Class SingularValueDecomposition.Solver

    • Field Summary

      Fields 
      Modifier and Type Field Description
      private boolean nonSingular
      Singularity indicator.
      private RealMatrix pseudoInverse
      Pseudo-inverse of the initial matrix.
    • Constructor Summary

      Constructors 
      Modifier Constructor Description
      private Solver​(double[] singularValues, RealMatrix uT, RealMatrix v, boolean nonSingular, double tol)
      Build a solver from decomposed matrix.
    • Field Detail

      • pseudoInverse

        private final RealMatrix pseudoInverse
        Pseudo-inverse of the initial matrix.
      • nonSingular

        private boolean nonSingular
        Singularity indicator.
    • Constructor Detail

      • Solver

        private Solver​(double[] singularValues,
                       RealMatrix uT,
                       RealMatrix v,
                       boolean nonSingular,
                       double tol)
        Build a solver from decomposed matrix.
        Parameters:
        singularValues - Singular values.
        uT - UT matrix of the decomposition.
        v - V matrix of the decomposition.
        nonSingular - Singularity indicator.
        tol - tolerance for singular values
    • Method Detail

      • solve

        public RealVector solve​(RealVector b)
        Solve the linear equation A × X = B in least square sense.
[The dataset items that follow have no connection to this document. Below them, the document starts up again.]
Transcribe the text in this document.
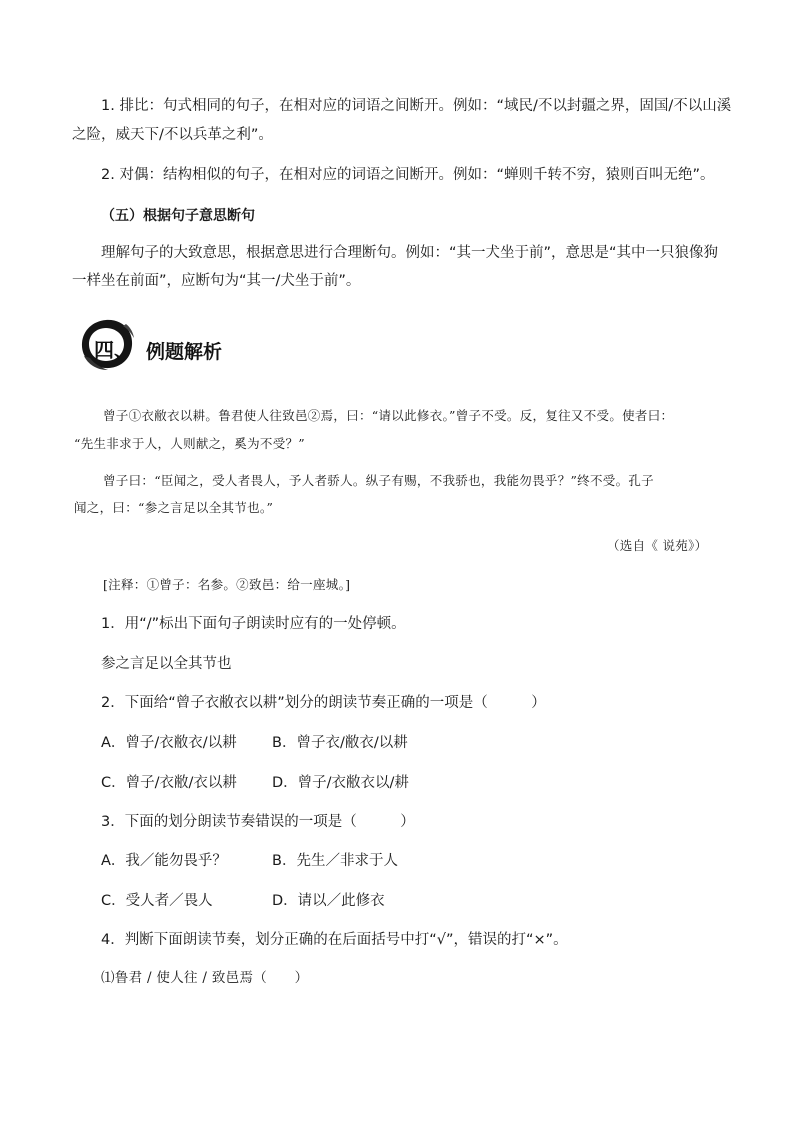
1. 排比：句式相同的句子，在相对应的词语之间断开。例如：“域民/不以封疆之界，固国/不以山溪
之险，威天下/不以兵革之利”。
2. 对偶：结构相似的句子，在相对应的词语之间断开。例如：“蝉则千转不穷，猿则百叫无绝”。
（五）根据句子意思断句
理解句子的大致意思，根据意思进行合理断句。例如：“其一犬坐于前”，意思是“其中一只狼像狗
一样坐在前面”，应断句为“其一/犬坐于前”。
四、 例题解析
曾子①衣敝衣以耕。鲁君使人往致邑②焉，曰：“请以此修衣。”曾子不受。反，复往又不受。使者曰：
“先生非求于人，人则献之，奚为不受？”
曾子曰：“臣闻之，受人者畏人，予人者骄人。纵子有赐，不我骄也，我能勿畏乎？”终不受。孔子
闻之，曰：“参之言足以全其节也。”
（选自《 说苑》）
[注释：①曾子：名参。②致邑：给一座城。]
1．用“/”标出下面句子朗读时应有的一处停顿。
参之言足以全其节也
2．下面给“曾子衣敝衣以耕”划分的朗读节奏正确的一项是（　　　）
A．曾子/衣敝衣/以耕 B．曾子衣/敝衣/以耕
C．曾子/衣敝/衣以耕 D．曾子/衣敝衣以/耕
3．下面的划分朗读节奏错误的一项是（　　　）
A．我／能勿畏乎？	B．先生／非求于人
C．受人者／畏人	D．请以／此修衣
4．判断下面朗读节奏，划分正确的在后面括号中打“√”，错误的打“×”。
⑴鲁君 / 使人往 / 致邑焉（　　）
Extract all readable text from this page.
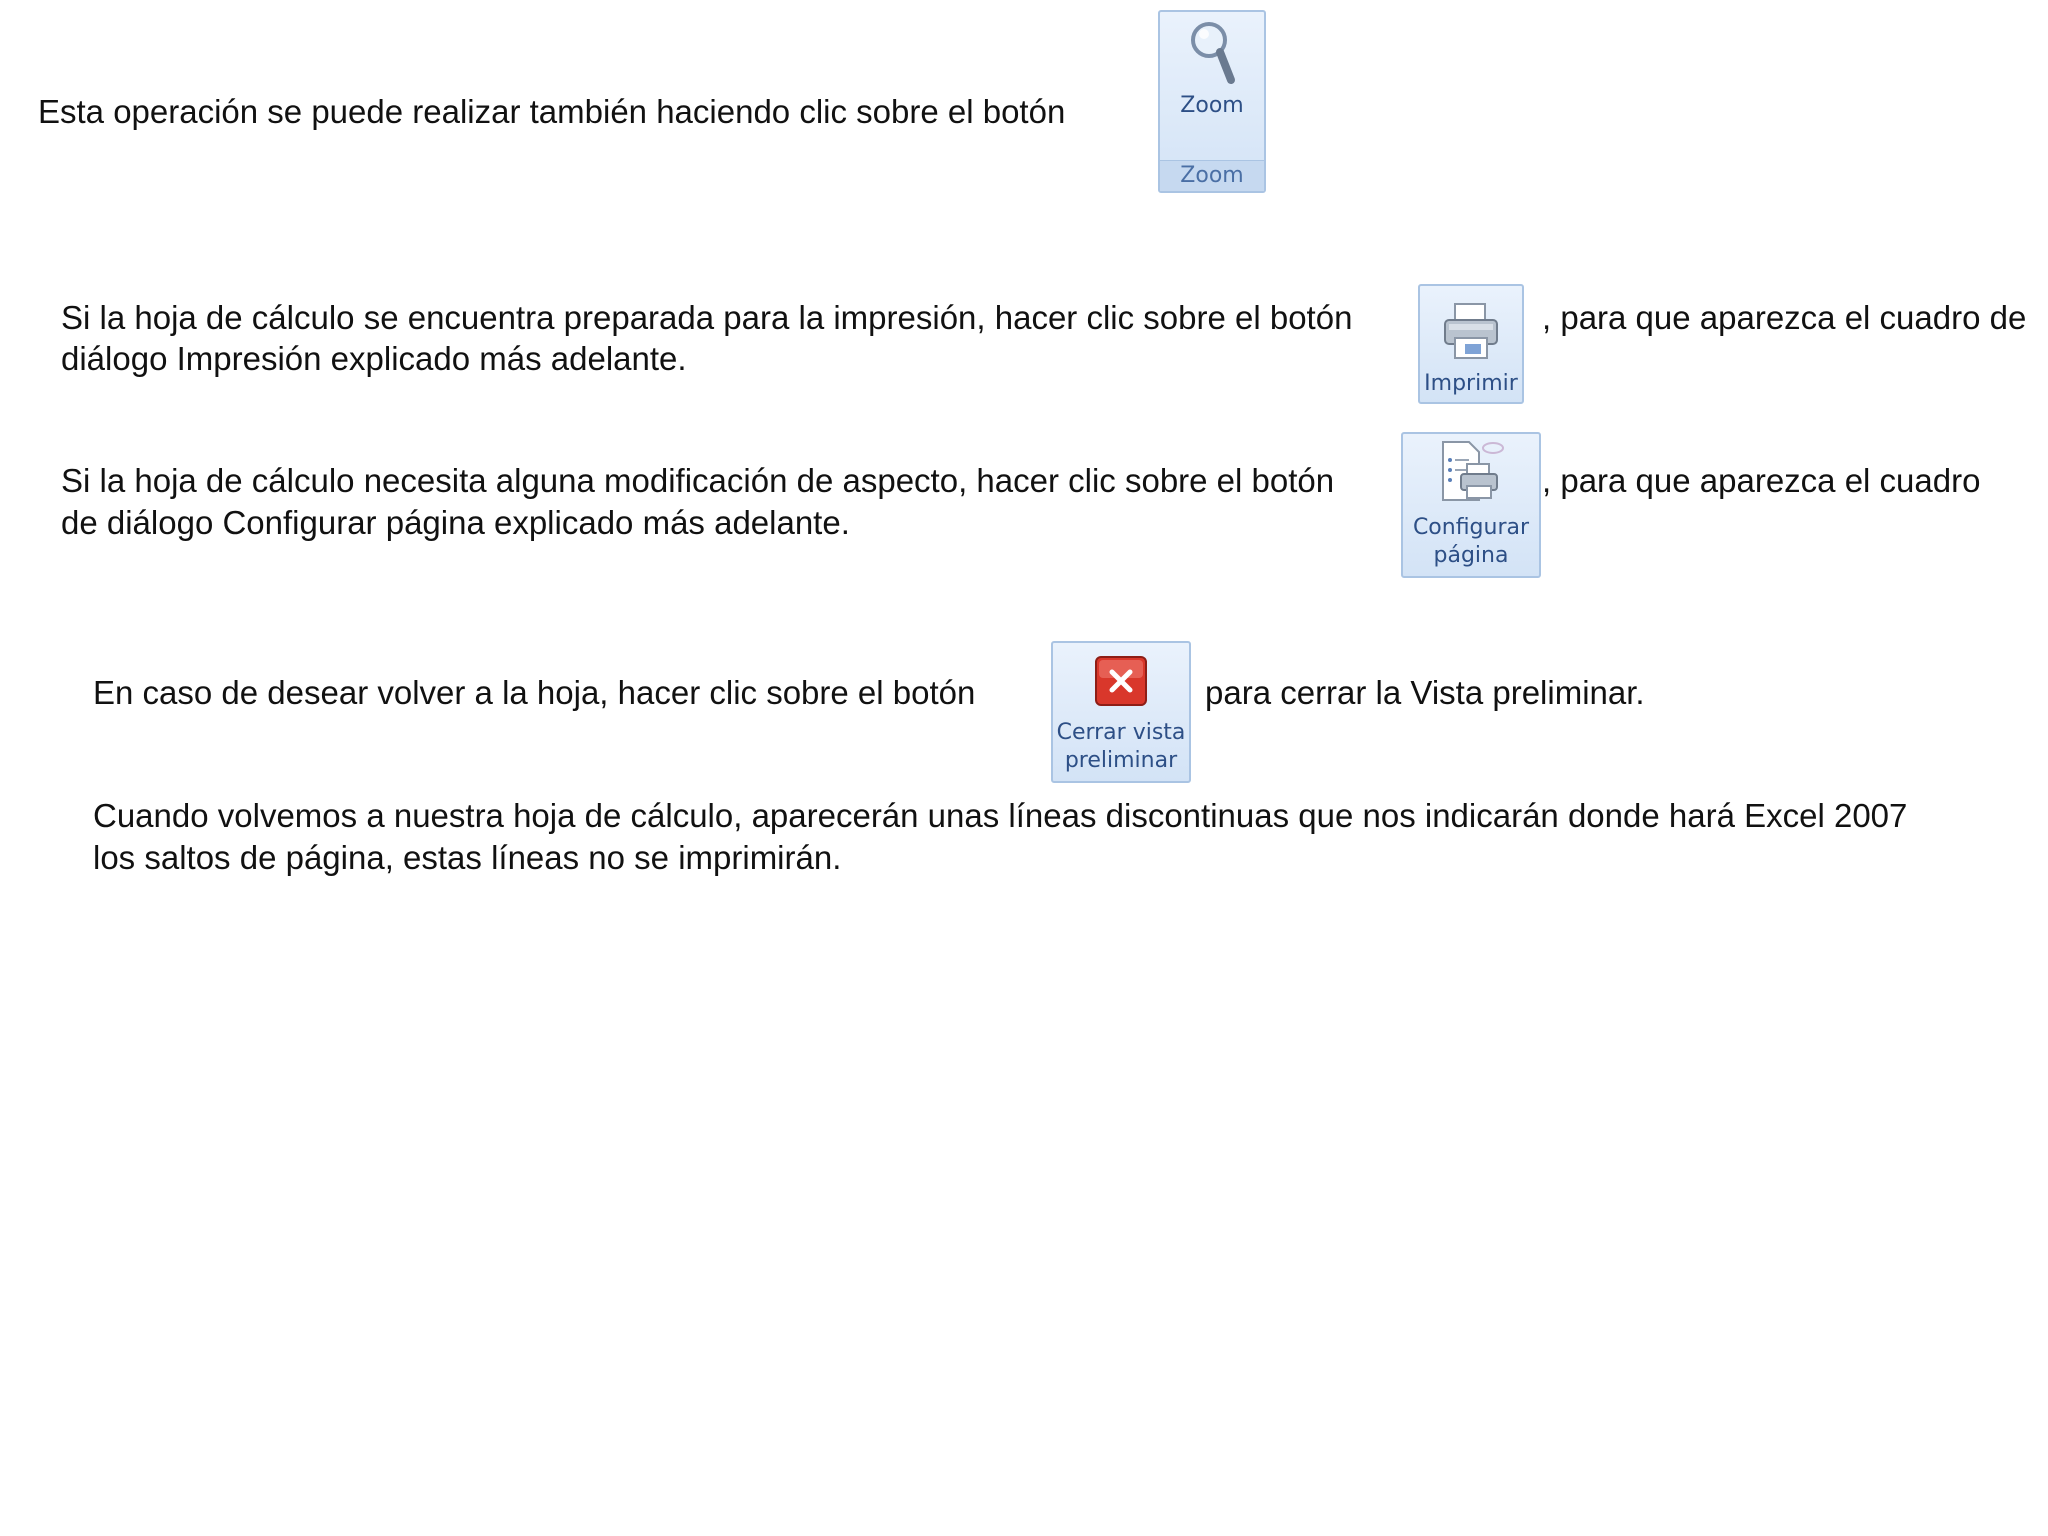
Esta operación se puede realizar también haciendo clic sobre el botón	Zoom
Zoom

Si la hoja de cálculo se encuentra preparada para la impresión, hacer clic sobre el botón	, para que aparezca el cuadro de

diálogo Impresión explicado más adelante.

Imprimir

Si la hoja de cálculo necesita alguna modificación de aspecto, hacer clic sobre el botón	, para que aparezca el cuadro

de diálogo Configurar página explicado más adelante.	Configurar
página

En caso de desear volver a la hoja, hacer clic sobre el botón	para cerrar la Vista preliminar.

Cerrar vista
preliminar

Cuando volvemos a nuestra hoja de cálculo, aparecerán unas líneas discontinuas que nos indicarán donde hará Excel 2007

los saltos de página, estas líneas no se imprimirán.
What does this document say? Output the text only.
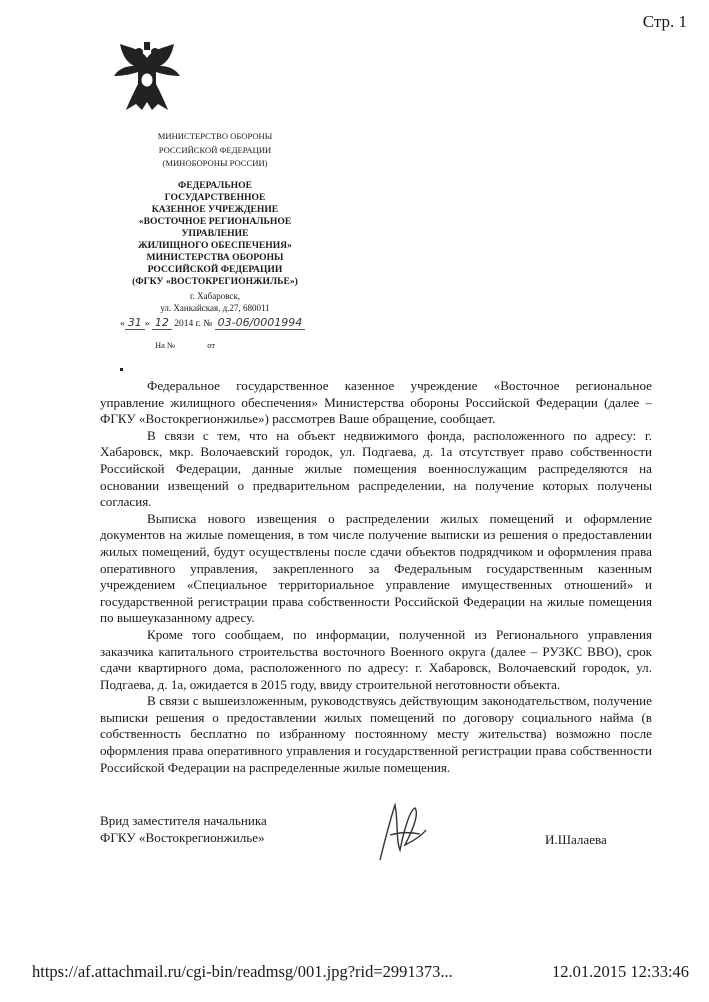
Стр. 1
МИНИСТЕРСТВО ОБОРОНЫ
РОССИЙСКОЙ ФЕДЕРАЦИИ
(МИНОБОРОНЫ РОССИИ)
ФЕДЕРАЛЬНОЕ
ГОСУДАРСТВЕННОЕ
КАЗЕННОЕ УЧРЕЖДЕНИЕ
«ВОСТОЧНОЕ РЕГИОНАЛЬНОЕ
УПРАВЛЕНИЕ
ЖИЛИЩНОГО ОБЕСПЕЧЕНИЯ»
МИНИСТЕРСТВА ОБОРОНЫ
РОССИЙСКОЙ ФЕДЕРАЦИИ
(ФГКУ «ВОСТОКРЕГИОНЖИЛЬЕ»)
г. Хабаровск,
ул. Ханкайская, д.27, 680011
« 31 » 12 2014 г. № 03-06/0001994
На №	от

Федеральное государственное казенное учреждение «Восточное региональное управление жилищного обеспечения» Министерства обороны Российской Федерации (далее – ФГКУ «Востокрегионжилье») рассмотрев Ваше обращение, сообщает.

В связи с тем, что на объект недвижимого фонда, расположенного по адресу: г. Хабаровск, мкр. Волочаевский городок, ул. Подгаева, д. 1а отсутствует право собственности Российской Федерации, данные жилые помещения военнослужащим распределяются на основании извещений о предварительном распределении, на получение которых получены согласия.

Выписка нового извещения о распределении жилых помещений и оформление документов на жилые помещения, в том числе получение выписки из решения о предоставлении жилых помещений, будут осуществлены после сдачи объектов подрядчиком и оформления права оперативного управления, закрепленного за Федеральным государственным казенным учреждением «Специальное территориальное управление имущественных отношений» и государственной регистрации права собственности Российской Федерации на жилые помещения по вышеуказанному адресу.

Кроме того сообщаем, по информации, полученной из Регионального управления заказчика капитального строительства восточного Военного округа (далее – РУЗКС ВВО), срок сдачи квартирного дома, расположенного по адресу: г. Хабаровск, Волочаевский городок, ул. Подгаева, д. 1а, ожидается в 2015 году, ввиду строительной неготовности объекта.

В связи с вышеизложенным, руководствуясь действующим законодательством, получение выписки решения о предоставлении жилых помещений по договору социального найма (в собственность бесплатно по избранному постоянному месту жительства) возможно после оформления права оперативного управления и государственной регистрации права собственности Российской Федерации на распределенные жилые помещения.

Врид заместителя начальника
ФГКУ «Востокрегионжилье»	И.Шалаева
https://af.attachmail.ru/cgi-bin/readmsg/001.jpg?rid=2991373...	12.01.2015 12:33:46
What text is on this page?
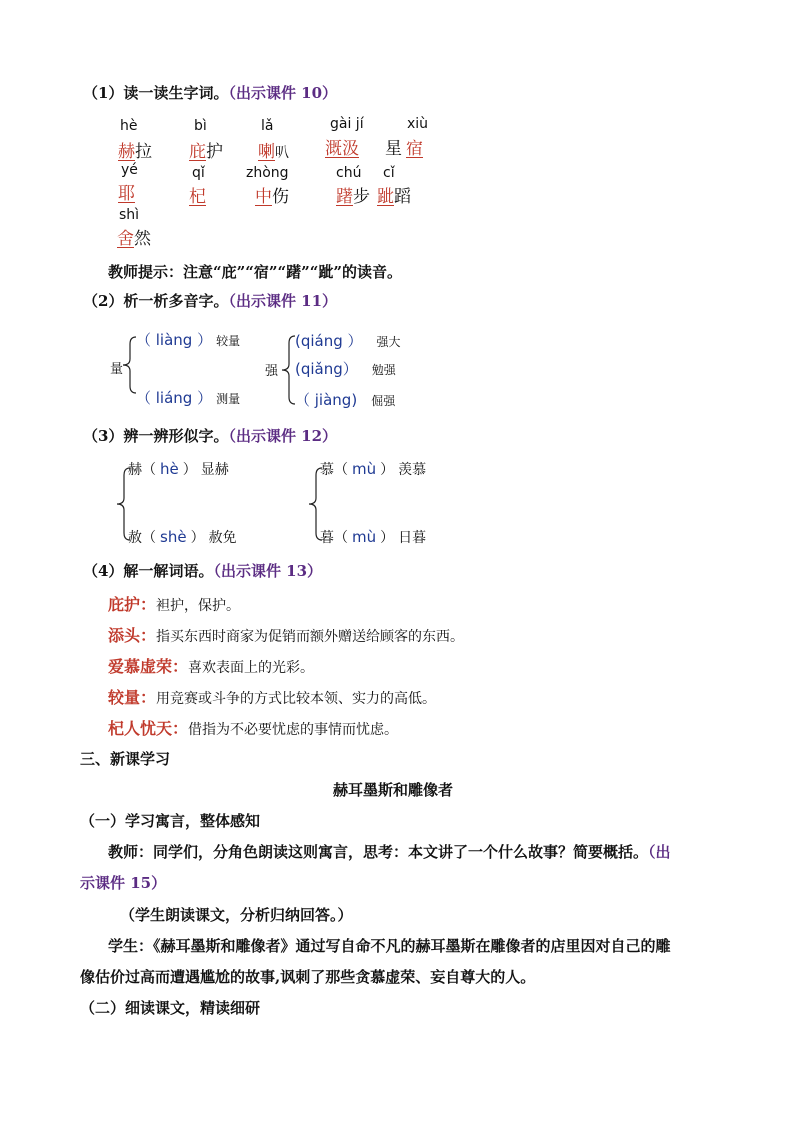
（1）读一读生字词。（出示课件 10）
hè
赫拉
bì
庇护
lǎ
喇叭
gài jí
溉汲
xiù
星 宿
yé
耶
qǐ
杞
zhòng
中伤
chú
躇步
cǐ
跐蹈
shì
舍然
教师提示：注意“庇”“宿”“躇”“跐”的读音。
（2）析一析多音字。（出示课件 11）
量
（ liàng ） 较量
（ liáng ） 测量
强
(qiáng ） 强大
(qiǎng） 勉强
（ jiàng) 倔强
（3）辨一辨形似字。（出示课件 12）
赫（ hè ） 显赫
赦（ shè ） 赦免
慕（ mù ） 羡慕
暮（ mù ） 日暮
（4）解一解词语。（出示课件 13）
庇护：袒护，保护。
添头：指买东西时商家为促销而额外赠送给顾客的东西。
爱慕虚荣：喜欢表面上的光彩。
较量：用竞赛或斗争的方式比较本领、实力的高低。
杞人忧天：借指为不必要忧虑的事情而忧虑。
三、新课学习
赫耳墨斯和雕像者
（一）学习寓言，整体感知
教师：同学们，分角色朗读这则寓言，思考：本文讲了一个什么故事？简要概括。（出
示课件 15）
（学生朗读课文，分析归纳回答。）
学生：《赫耳墨斯和雕像者》通过写自命不凡的赫耳墨斯在雕像者的店里因对自己的雕
像估价过高而遭遇尴尬的故事,讽刺了那些贪慕虚荣、妄自尊大的人。
（二）细读课文，精读细研
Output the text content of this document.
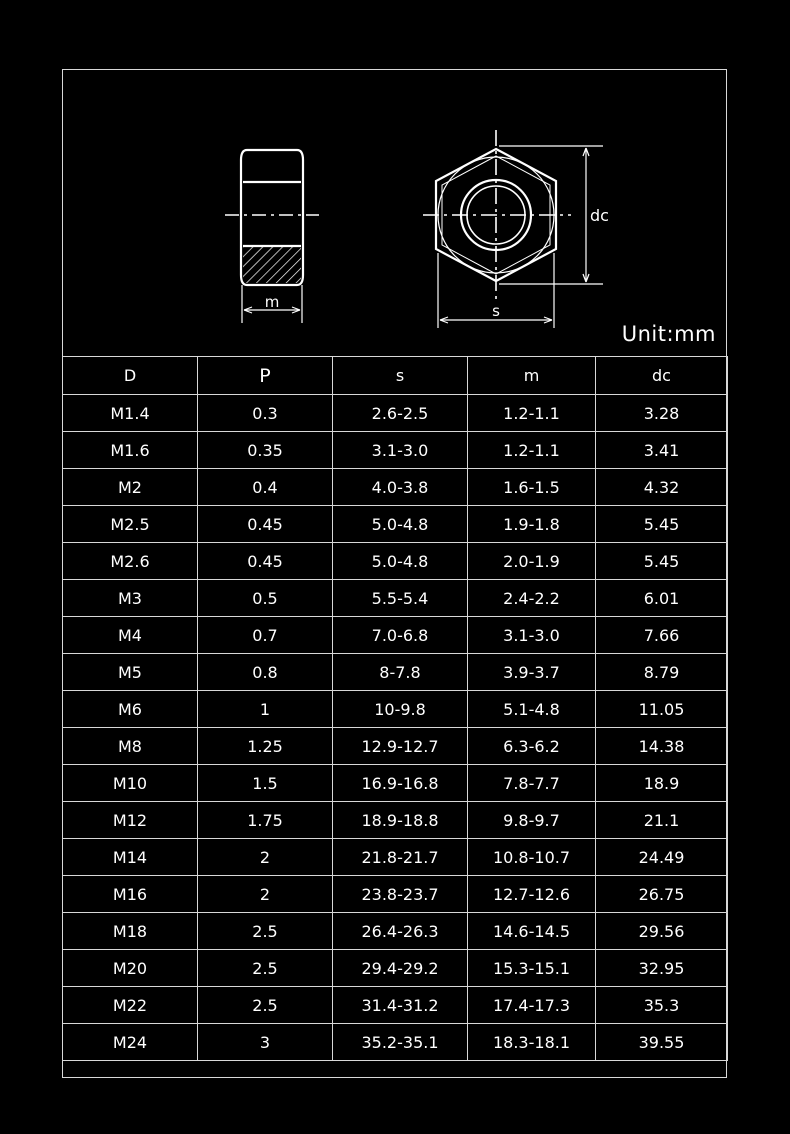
m	s
dc
Unit:mm
D	P	s	m	dc
M1.4	0.3	2.6-2.5	1.2-1.1	3.28
M1.6	0.35	3.1-3.0	1.2-1.1	3.41
M2	0.4	4.0-3.8	1.6-1.5	4.32
M2.5	0.45	5.0-4.8	1.9-1.8	5.45
M2.6	0.45	5.0-4.8	2.0-1.9	5.45
M3	0.5	5.5-5.4	2.4-2.2	6.01
M4	0.7	7.0-6.8	3.1-3.0	7.66
M5	0.8	8-7.8	3.9-3.7	8.79
M6	1	10-9.8	5.1-4.8	11.05
M8	1.25	12.9-12.7	6.3-6.2	14.38
M10	1.5	16.9-16.8	7.8-7.7	18.9
M12	1.75	18.9-18.8	9.8-9.7	21.1
M14	2	21.8-21.7	10.8-10.7	24.49
M16	2	23.8-23.7	12.7-12.6	26.75
M18	2.5	26.4-26.3	14.6-14.5	29.56
M20	2.5	29.4-29.2	15.3-15.1	32.95
M22	2.5	31.4-31.2	17.4-17.3	35.3
M24	3	35.2-35.1	18.3-18.1	39.55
        The m×n matrix A may not be square, the solution X is such that ||A × X - B|| is minimal.

        Specified by:
        solve in interface DecompositionSolver
        Parameters:
        b - Right-hand side of the equation A × X = B
        Returns:
        a vector X that minimizes the two norm of A × X - B
        Throws:
        DimensionMismatchException - if the matrices dimensions do not match.
      • solve

        public RealMatrix solve​(RealMatrix b)
        Solve the linear equation A × X = B in least square sense.

        The m×n matrix A may not be square, the solution X is such that ||A × X - B|| is minimal.

        Specified by:
        solve in interface DecompositionSolver
        Parameters:
        b - Right-hand side of the equation A × X = B
        Returns:
        a matrix X that minimizes the two norm of A × X - B
        Throws:
        DimensionMismatchException - if the matrices dimensions do not match.
      • isNonSingular

        public boolean isNonSingular()
        Check if the decomposed matrix is non-singular.
        Specified by:
        isNonSingular in interface DecompositionSolver
        Returns:
        true if the decomposed matrix is non-singular.